General characteristics
- Type: Barque
- Crew: 14

= Laurdal =

Norwegian barque

Laurdal was a Norwegian barque in the 19th century.

==Fate==
In 1876 the ship was sailing with captain Gramnas, from Drøbak to Limmerik with a cargo of ice.

Due to a Northwestern storm the ship wrecked in the evening of 12 March 1876 at Eierlandse Gat, “30 minutes” off the coast of Texel, the Netherlands. It was discovered the next morning of 13 March 1876. Early in the morning the mayor, commission members of the Noord- en Zuid-Hollandsche Reddingmaatschappij and the vice-consul of Norway and Sweden arrived. A lifeboat was quickly prepared. However, At 11am (local time) the boat could not enter the water due to bad weather. At the moment only a few parts of the masts of the ship were still visible. When the boat went to the ship, the first attempt to reach the wreckage and to save the people on board failed. After three hours of trying to reach the ship, they gave up and turned back. It was described as heartbreaking how the crew members were screaming after the lifeboat returned. The rescuers stated that a second attempt was impossible due to the weather. Other sailors on the beach from Oudeschild offered to attempt a rescue. However, the described as courageous, Jan Stark was able to convince his crew to try it again. The storm had calmed down a bit in the meantime. They managed to reach the ship and an hour later all 14 crew members were rescued.
The next day the boat was completely destroyed and nothing could be salvaged.

==Reactions==
Pastor J.A. Scholte thanked extensively the rescue companies and particularly all the rescue workers by name at advertisement space in multiple newspapers.

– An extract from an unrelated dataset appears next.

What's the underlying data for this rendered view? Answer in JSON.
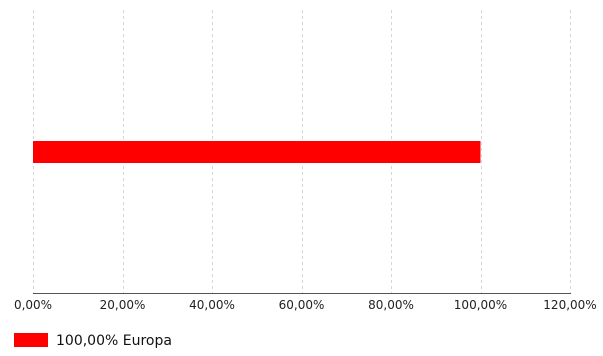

Dutch painter Cornelis Christiaan Dommersen made a painting of the rescue effort.

In October 1876, the King of Sweden and Norway Oscar II appointed the vice-consul in Texel, Mr. Coninck Westenberg, as knight of the Order of St. Olav as a reward for the efforts to save the crew of the Laurdal. Also, an amount of 200 Guilder was given to the people who helped in this rescue effort.